Pundit Paul: A Nice Guy, But?
In November 1990, a few days after incumbent Republican Jesse Helms bested Democrat Harvey Gantt in their North Carolina U.S. Senate race, a campaign marked by an invasion of Hollywood leftists into that state, I wrote several of them, teasing them for their unsuccessful support of Gantt. Two responded. One was Indigo Girls manager Russell Carter, who in his sophomoric ramble called my letter "pathetic" and described Helms as "petty, racist... narrow-minded... a demagogue."
The other simply expressed hope that despite this setback, liberalism would eventually prevail. It was signed, "Best personal wishes, Paul Newman."
Yes, Newman is a class act who made news last week when his food company sent four tractor-trailers' worth of provisions to the tornado victims of Jarrell, Texas. He's also a committed leftist, but on this front his behavior is less gentlemanly. He's co-owned the left-liberal magazine the Nation since 1994, and this year started contributing opinion pieces to it, explaining to columnist Maureen Dowd, "Unless there's a noisy, vibrant voice on the left, people will think the center is to the right of Genghis Khan. We just got rid of [Bob] Dornan and now we get [Dan] Burton. They just keep popping out of rat holes."
Likening conservatives to rodents is beneath Newman, but dignity, common sense, or both often desert liberals when waxing political. He has little use for a certain onetime fellow actor, charging in 1989, "I know Ronald Reagan clearly knew that if someone ran a complicated economic or strategic concept by him, he would not understand it. Why a person would have the arrogance to think that he could cover up for that lack of cognitive skills and run for office bewilders me."
After Reagan's 1980 triumph, Newman and some Democratic friends screened Reagan's film "Bedtime for Bonzo." As Newman reminisced in 1994, "We gave everybody Budweisers and big pans and spoons and noisemakers and whistles. And it was fun - for about two reels. Then the full weight of [Reagan's victory] hit, and the laughter started to die down. And, finally, it was funereal. It backfired completely, and we shut the flick down." Shucks.
For many years, Newman's contributions to the public dialogue on his pet issue, arms control, were sincere - and sincerely wrongheaded. In a 1982 televised debate with Charlton Heston about Proposition 12, a nuclear-freeze initiative on that year's California ballot, he claimed that the U.S. and the Soviet Union had similar records of compliance with nuclear treaties. He fretted over the possible exclusion of arms control from the 1985 Reagan-Gorbachev summit: "It [may] get sidetracked because Reagan is going to [hold firm on] Star Wars [and instead] a lot of peripheral things will get talked about, [such as] human rights." When someone refers to human rights as "peripheral," you can tell he's entered the Zealotry Zone.

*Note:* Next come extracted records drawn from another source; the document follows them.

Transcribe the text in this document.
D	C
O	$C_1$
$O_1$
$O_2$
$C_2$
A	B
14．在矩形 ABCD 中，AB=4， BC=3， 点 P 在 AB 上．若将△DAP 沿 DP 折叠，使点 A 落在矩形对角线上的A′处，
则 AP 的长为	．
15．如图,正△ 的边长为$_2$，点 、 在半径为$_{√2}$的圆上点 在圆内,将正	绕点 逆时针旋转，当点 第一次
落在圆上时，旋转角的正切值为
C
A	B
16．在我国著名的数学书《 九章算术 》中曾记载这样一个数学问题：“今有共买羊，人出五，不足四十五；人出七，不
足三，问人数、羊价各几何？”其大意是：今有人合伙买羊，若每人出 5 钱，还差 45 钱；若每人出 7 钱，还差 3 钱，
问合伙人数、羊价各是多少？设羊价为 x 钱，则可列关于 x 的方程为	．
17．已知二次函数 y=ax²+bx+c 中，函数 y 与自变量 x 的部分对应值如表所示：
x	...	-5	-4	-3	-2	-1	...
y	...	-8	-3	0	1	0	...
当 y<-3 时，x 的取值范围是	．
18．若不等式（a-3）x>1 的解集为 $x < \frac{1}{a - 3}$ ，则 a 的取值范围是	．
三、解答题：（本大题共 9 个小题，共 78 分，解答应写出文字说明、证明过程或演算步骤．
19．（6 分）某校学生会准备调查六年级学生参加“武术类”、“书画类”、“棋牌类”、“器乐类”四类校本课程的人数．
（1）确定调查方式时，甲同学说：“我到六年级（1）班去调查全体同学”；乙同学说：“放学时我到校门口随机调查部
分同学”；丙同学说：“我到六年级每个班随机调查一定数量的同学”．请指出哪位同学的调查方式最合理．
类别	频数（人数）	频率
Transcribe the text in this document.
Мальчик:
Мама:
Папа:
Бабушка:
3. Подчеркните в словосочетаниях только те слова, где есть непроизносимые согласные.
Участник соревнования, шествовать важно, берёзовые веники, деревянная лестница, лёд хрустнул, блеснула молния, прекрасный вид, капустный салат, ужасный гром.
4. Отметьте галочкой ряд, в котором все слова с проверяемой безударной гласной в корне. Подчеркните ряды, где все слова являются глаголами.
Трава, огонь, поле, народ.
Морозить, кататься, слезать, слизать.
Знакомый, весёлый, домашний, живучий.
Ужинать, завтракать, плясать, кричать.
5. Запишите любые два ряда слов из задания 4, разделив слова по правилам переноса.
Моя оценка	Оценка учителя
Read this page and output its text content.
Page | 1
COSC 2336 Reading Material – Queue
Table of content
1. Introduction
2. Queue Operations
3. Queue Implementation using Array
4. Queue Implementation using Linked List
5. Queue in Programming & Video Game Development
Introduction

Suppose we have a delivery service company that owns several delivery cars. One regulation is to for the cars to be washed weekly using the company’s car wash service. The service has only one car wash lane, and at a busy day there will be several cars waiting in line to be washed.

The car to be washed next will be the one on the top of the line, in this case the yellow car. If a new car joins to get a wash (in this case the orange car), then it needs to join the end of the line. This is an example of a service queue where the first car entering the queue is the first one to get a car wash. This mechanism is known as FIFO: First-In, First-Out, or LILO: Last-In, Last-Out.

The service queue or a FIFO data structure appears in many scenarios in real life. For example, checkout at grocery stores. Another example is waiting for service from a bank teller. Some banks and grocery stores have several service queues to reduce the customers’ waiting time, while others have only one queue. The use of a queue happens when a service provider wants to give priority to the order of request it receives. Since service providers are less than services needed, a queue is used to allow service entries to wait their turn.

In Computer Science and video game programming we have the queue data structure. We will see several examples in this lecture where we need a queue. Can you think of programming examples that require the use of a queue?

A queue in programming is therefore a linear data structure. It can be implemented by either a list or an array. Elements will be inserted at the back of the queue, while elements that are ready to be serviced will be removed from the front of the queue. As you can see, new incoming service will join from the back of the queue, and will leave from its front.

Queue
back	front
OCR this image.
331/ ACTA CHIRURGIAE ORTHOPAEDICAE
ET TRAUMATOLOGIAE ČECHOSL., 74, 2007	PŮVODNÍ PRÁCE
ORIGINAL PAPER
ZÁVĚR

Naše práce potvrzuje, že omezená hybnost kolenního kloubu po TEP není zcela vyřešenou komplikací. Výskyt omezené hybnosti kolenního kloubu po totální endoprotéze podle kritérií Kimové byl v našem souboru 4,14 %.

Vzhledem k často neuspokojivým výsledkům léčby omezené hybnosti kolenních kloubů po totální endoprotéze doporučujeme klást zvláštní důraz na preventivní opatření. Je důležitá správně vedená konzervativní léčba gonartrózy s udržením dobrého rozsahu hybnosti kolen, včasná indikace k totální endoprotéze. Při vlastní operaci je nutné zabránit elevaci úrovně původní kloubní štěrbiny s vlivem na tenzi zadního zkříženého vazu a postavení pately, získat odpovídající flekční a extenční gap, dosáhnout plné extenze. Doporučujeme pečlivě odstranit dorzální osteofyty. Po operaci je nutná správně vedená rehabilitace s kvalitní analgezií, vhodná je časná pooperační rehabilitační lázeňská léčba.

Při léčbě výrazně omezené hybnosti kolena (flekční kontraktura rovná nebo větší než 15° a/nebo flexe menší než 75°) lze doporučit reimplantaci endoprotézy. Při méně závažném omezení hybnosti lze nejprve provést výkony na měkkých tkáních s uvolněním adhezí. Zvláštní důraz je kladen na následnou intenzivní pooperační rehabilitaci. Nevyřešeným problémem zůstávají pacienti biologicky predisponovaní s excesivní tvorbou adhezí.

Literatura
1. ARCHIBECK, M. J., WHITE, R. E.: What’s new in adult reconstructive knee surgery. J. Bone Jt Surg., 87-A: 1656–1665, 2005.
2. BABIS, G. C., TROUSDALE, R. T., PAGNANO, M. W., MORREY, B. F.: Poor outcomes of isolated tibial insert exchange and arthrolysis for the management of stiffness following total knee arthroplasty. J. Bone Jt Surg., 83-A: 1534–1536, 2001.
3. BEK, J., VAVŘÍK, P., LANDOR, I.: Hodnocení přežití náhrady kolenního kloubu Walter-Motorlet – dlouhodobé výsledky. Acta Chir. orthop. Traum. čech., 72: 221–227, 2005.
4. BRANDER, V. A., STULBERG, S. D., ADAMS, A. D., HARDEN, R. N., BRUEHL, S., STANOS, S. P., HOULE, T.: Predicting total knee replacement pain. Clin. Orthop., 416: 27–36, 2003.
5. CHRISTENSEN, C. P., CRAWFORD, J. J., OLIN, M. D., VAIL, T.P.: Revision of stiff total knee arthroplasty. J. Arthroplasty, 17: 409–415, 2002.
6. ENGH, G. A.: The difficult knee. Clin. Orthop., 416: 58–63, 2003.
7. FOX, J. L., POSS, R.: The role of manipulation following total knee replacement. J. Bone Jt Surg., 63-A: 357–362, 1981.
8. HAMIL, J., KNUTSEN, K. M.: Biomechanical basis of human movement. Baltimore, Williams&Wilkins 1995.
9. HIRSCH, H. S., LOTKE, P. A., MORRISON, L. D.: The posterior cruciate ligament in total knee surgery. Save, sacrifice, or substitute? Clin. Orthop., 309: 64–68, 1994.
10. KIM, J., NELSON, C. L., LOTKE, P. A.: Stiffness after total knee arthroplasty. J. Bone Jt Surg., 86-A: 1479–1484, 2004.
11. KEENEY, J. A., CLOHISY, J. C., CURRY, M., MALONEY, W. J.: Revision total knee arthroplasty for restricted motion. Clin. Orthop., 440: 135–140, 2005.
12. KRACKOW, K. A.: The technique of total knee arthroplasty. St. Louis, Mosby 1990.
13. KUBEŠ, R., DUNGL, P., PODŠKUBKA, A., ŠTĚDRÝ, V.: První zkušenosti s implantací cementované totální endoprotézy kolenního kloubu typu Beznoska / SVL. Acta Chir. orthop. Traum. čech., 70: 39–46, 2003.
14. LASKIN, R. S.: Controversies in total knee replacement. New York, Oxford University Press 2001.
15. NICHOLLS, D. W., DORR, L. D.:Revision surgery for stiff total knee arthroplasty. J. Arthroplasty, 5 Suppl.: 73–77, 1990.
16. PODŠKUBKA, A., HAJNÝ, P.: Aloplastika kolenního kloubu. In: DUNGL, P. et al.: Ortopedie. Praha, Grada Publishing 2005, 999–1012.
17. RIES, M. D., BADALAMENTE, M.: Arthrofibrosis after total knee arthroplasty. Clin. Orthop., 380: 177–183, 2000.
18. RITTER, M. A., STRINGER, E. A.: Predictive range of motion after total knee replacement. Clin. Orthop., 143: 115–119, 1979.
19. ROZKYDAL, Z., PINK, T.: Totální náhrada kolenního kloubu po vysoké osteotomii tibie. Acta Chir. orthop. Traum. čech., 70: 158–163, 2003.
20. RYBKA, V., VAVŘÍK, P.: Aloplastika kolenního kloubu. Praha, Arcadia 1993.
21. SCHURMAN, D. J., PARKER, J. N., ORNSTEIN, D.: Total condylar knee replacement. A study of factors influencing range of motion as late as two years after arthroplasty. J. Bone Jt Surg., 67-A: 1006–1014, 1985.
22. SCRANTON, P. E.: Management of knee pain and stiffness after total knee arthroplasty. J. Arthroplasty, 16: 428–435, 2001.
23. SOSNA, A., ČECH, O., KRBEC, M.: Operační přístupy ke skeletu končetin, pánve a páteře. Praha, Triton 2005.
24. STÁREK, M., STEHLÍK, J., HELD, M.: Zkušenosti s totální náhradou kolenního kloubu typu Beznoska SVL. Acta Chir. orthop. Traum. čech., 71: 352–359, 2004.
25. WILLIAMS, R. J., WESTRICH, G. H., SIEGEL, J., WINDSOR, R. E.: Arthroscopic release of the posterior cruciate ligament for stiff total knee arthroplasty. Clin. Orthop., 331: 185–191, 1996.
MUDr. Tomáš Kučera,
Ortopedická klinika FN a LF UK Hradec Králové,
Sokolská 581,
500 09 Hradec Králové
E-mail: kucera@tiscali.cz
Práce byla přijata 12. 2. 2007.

Further proof that Newman carried this obsession too far: his support in the late '60s of a bill that would have created a federal Department of Peace, and a bizarre 1989 remark in Esquire: "What the hawks have been trying to do since World War II is artificially pump up... wartime urgency with their concocted bomber gaps, missile gaps, and windows of vulnerability."
Newman's charitable efforts and his political crusades have overlapped at times. Proceeds from sales of his salad dressing, popcorn, and other products have benefited such outfits as the Center for Defense Information, a anti-Pentagon so-called watchdog, and the farcically named Union of Concerned Scientists, which lobbied aggressively against the Strategic Defense Initiative.
Of course, Joanne Woodward, Newman's wife of thirty-nine years, also is a longtime liberal activist. Recently in the New York Times, she demonstrated she understands economics about as well as her husband understood national defense. Apropos of the 1930s agitprop stage play "Waiting for Lefty," which she just directed, Woodward commented, "To me, this play is not just about the Depression... We still haven't figured out how to pay people living wages for a day's work." She seems to have forgotten that the far-greater-than-living wages paid to her and to her husband have bought them, among other things, the Nation magazine.
Still in all, the overall civility of the older generation of liberals represented by Newman and Woodward makes them preferable to the younger generation exemplified by the intemperate likes of Alec Baldwin and Woody Harrelson. Though the ideological persuasions may be similar, one group is driven by misplaced hope, the other by hatred, and more to the point, a hatred of certain people. There's much these types could learn from their elders.